The bill raising the income tax floor to a monthly 150,000 pesos received unanimous approval (with 241 of the 257 deputies voting in favour and three abstaining) by the Chamber of Deputies in a marathon 20-hour session last weekend. Rapid Senate passage is expected in the upcoming week following discussion by its Budget and Labour Committees last week.



Argentines have some US$250.4 billion stashed away at home and abroad beyond the financial system, according to the estimates of INDEC statistics bureau. This sum is over sixfold the Central Bank’s foreign currency reserves (which closed last year at US$39.387 billion). Economists attribute this conduct to decades of instability, recession, inflation and expropriations undermining confidence in the peso as a reserve currency and in the local financial system as a safe place to deposit savings.



The Federal Criminal Cassation Court on Thursday upheld the conviction of former La Rioja federal judge Roberto Catalán for participation in crimes against humanity during the 1976-83 military dictatorship which previously he had only been accused of covering up. Survivors testified that he not only knew about the disappearance of Adán Díaz Romero and the torture of at least eight political prisoners without doing anything to prevent it but even attended the interrogations. The judges also ruled any appeal to the Supreme Court to be “inadmissible.” Elsewhere, Martín Soria was sworn-in as Argentina’s new justice minister on Monday.



International Transgender Day of Visibility last Wednesday was marked by a demonstration outside Congress calling for Tehuel de la Torre, 21, a transgender youth missing since March 11, "to reappear alive." A man has already been arrested for the crime ahead of finding any corpse. 
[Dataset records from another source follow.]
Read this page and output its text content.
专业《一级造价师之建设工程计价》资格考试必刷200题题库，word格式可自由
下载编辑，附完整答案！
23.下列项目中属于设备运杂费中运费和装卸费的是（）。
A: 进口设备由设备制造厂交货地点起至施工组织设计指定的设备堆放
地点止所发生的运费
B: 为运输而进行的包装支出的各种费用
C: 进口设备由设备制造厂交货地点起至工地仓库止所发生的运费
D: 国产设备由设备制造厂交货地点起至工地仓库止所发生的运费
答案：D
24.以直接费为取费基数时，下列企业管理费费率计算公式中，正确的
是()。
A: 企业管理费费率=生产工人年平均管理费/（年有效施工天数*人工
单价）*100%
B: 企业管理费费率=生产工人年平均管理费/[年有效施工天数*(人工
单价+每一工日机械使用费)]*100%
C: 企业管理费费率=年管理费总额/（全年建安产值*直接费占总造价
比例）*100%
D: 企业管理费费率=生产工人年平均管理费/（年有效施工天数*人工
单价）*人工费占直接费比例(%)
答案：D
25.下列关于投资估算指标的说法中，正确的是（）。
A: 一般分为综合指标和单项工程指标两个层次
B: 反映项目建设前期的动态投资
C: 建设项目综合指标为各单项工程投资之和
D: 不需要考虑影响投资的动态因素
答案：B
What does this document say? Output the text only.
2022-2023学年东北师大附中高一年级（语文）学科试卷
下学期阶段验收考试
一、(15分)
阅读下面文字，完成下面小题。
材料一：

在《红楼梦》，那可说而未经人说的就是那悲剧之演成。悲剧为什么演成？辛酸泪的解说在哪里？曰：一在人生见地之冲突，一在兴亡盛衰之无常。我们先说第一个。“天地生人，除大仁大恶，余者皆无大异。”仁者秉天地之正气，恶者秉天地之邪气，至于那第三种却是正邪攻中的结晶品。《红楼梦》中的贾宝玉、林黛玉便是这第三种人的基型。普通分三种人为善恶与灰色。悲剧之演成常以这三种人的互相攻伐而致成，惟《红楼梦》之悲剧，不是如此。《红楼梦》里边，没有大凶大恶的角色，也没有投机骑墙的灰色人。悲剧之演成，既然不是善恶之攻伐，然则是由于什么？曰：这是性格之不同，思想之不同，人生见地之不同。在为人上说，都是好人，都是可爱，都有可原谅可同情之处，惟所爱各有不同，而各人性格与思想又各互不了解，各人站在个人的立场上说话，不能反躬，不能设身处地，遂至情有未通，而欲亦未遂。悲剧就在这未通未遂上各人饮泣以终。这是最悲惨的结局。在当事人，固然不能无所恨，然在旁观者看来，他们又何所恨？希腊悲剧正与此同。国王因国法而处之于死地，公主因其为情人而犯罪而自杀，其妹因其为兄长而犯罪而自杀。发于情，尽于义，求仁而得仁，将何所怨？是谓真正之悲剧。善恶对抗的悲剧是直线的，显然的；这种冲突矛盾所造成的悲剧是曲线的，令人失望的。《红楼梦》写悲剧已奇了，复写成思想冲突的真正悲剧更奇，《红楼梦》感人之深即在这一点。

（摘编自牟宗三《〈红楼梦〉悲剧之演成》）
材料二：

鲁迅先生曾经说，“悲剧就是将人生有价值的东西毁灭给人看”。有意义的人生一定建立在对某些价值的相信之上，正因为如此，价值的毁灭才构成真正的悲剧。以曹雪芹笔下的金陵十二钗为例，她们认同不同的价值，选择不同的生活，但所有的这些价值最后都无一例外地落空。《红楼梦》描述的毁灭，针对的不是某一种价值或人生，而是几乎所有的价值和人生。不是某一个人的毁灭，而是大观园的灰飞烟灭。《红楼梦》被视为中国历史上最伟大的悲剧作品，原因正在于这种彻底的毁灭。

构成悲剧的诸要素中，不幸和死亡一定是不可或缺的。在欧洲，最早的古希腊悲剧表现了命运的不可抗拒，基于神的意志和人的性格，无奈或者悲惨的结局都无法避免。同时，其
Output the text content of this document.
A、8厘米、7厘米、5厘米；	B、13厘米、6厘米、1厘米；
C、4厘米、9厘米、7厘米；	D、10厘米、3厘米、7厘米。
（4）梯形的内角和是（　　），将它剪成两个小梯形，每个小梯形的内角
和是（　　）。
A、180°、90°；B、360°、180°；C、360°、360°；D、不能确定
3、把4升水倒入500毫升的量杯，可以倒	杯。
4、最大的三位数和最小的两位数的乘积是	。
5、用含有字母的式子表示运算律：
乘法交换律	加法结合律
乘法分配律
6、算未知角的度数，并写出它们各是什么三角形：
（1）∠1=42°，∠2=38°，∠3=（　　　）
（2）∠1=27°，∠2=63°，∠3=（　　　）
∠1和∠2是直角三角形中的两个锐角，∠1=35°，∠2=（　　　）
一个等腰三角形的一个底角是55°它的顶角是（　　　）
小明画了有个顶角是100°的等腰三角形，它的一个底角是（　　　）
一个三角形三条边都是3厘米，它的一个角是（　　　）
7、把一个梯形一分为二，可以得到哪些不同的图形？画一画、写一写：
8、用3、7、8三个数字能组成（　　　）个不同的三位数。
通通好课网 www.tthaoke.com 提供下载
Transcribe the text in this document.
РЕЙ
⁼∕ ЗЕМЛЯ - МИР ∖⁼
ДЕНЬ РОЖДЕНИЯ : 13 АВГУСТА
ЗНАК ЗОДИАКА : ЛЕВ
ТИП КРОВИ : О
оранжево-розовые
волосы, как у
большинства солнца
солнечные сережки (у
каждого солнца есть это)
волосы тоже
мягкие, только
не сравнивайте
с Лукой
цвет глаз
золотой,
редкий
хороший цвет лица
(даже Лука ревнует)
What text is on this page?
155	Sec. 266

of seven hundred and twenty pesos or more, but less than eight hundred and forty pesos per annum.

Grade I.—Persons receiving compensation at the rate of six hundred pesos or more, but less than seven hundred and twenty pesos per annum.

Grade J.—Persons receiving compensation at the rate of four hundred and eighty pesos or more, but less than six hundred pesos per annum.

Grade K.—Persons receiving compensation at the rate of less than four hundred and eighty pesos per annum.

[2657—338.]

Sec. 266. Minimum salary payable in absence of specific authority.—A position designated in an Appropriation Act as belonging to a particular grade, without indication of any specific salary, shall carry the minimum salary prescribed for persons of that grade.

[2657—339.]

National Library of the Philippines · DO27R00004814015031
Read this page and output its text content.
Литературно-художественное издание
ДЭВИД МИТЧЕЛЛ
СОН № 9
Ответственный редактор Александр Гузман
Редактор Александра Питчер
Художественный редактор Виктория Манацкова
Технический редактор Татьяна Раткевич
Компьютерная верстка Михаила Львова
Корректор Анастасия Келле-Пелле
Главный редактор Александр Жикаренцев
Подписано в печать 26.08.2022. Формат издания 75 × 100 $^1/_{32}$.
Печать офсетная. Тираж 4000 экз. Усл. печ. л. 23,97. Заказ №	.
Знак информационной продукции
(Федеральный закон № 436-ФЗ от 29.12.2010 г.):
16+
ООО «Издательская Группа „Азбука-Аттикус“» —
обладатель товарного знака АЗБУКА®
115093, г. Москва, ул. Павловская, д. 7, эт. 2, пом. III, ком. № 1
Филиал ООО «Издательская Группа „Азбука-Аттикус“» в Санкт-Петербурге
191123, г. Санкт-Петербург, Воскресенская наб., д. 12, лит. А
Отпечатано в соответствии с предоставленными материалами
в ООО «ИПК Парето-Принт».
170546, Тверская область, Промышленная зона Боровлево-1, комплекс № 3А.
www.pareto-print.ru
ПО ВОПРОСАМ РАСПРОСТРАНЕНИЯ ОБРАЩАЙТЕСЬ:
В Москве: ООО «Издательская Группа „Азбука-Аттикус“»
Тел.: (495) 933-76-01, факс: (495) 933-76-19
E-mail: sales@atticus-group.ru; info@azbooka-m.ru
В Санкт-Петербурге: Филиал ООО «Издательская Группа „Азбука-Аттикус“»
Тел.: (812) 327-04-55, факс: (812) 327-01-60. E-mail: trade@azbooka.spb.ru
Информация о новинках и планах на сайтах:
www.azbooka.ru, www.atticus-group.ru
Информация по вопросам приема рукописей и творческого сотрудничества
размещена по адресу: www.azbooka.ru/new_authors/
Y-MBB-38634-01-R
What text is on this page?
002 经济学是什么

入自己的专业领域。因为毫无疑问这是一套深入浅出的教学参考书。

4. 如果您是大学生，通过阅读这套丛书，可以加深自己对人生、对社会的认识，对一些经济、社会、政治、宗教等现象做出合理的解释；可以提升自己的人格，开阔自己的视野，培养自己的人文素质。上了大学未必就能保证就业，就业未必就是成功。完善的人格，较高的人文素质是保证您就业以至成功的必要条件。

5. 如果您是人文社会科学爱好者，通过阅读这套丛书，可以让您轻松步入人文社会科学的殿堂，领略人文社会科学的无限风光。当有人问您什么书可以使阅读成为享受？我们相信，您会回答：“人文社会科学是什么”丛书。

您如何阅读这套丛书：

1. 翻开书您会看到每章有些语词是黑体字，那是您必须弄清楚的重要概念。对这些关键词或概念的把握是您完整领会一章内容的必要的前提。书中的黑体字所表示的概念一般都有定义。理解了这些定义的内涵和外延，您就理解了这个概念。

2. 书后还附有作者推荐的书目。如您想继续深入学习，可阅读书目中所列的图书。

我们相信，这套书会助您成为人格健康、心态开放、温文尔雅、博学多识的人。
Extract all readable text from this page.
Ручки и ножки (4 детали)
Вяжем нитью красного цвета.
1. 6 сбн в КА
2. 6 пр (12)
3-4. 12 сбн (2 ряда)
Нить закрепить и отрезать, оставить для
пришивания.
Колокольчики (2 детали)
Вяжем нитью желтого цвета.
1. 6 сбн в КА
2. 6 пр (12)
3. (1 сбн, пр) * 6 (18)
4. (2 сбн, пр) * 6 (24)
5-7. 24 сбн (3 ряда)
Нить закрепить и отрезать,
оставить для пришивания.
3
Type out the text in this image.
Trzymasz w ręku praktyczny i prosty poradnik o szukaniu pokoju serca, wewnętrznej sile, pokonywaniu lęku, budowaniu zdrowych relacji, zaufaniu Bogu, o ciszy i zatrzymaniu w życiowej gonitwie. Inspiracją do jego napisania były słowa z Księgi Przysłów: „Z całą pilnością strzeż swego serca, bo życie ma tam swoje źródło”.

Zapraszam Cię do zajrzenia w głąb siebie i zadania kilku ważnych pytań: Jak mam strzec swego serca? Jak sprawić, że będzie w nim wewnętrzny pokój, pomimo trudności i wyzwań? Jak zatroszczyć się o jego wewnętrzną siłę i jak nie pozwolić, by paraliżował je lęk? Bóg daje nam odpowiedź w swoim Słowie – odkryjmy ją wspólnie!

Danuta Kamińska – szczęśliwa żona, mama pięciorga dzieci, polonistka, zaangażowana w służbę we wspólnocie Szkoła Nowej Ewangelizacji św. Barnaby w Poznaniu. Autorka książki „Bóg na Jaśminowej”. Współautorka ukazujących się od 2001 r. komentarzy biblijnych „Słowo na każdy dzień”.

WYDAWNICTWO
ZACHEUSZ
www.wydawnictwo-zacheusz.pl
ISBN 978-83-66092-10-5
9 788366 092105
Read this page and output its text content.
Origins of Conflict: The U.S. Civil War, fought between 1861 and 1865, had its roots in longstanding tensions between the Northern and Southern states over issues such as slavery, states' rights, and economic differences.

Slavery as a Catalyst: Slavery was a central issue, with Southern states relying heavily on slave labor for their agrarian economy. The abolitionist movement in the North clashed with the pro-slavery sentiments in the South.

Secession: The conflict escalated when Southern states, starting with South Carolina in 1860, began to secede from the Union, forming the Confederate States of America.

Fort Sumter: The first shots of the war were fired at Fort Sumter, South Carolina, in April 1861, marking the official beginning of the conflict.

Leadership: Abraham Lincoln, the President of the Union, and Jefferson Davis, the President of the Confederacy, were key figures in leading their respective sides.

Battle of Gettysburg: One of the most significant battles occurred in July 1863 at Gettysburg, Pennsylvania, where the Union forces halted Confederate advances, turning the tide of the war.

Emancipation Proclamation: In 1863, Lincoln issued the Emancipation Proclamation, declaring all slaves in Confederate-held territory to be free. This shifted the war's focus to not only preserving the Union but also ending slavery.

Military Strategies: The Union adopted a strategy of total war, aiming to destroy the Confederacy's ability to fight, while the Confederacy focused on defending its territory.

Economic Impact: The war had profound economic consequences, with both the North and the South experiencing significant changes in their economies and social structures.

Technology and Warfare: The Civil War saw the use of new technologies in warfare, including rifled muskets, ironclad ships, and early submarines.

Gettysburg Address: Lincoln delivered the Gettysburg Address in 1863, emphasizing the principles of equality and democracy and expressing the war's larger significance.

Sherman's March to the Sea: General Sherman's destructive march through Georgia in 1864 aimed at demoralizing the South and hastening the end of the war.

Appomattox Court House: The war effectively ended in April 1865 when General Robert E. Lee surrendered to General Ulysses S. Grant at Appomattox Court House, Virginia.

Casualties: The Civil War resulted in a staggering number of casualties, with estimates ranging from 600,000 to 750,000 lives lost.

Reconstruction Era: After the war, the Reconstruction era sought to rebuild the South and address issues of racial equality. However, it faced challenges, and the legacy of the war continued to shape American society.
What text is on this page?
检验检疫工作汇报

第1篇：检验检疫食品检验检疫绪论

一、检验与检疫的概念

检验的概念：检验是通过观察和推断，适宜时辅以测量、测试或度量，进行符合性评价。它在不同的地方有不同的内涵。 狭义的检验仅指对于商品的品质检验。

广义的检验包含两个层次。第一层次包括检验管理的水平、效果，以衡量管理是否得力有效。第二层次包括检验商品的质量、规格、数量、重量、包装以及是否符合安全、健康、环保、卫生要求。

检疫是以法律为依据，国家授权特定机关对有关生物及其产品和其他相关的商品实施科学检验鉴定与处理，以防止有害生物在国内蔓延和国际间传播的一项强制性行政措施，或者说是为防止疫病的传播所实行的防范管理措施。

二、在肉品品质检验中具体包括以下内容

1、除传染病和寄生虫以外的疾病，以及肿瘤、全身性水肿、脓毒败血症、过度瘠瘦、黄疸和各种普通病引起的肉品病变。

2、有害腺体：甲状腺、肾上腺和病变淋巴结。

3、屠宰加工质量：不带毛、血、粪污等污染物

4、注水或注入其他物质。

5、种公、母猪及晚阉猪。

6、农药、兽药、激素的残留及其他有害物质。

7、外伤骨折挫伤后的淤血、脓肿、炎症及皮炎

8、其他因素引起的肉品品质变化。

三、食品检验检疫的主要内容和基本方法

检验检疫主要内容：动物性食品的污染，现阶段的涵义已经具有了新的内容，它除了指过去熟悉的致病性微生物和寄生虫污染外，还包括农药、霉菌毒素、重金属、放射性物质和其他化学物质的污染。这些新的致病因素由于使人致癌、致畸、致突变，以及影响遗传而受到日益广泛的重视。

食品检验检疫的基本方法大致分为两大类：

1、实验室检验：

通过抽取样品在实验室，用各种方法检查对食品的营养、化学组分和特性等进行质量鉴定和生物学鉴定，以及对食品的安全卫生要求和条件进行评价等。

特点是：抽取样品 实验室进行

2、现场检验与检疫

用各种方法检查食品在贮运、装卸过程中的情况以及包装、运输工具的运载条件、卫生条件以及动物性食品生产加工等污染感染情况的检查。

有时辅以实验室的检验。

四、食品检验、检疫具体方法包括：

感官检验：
Radio star Mario Pergolini resigned as senior vice-president of Boca Juniors on Wednesday after clashing with the other vice-president, the club idol Juan Román Riquelme, over communications policy which Pergolini considered to be his beat. The Football Council headed by Riquelme had opened Instagram and Youtube accounts under the name of @Bocapredio which clashed directly with the official channels created and managed by Pergolini. The latter denied any problems with club President Jorge Amor Ameal or even with Riquelme, praising the former for putting the club first, but insisted that he could not continue because he felt “uncomfortable” since he could not translate his “vision” into reality.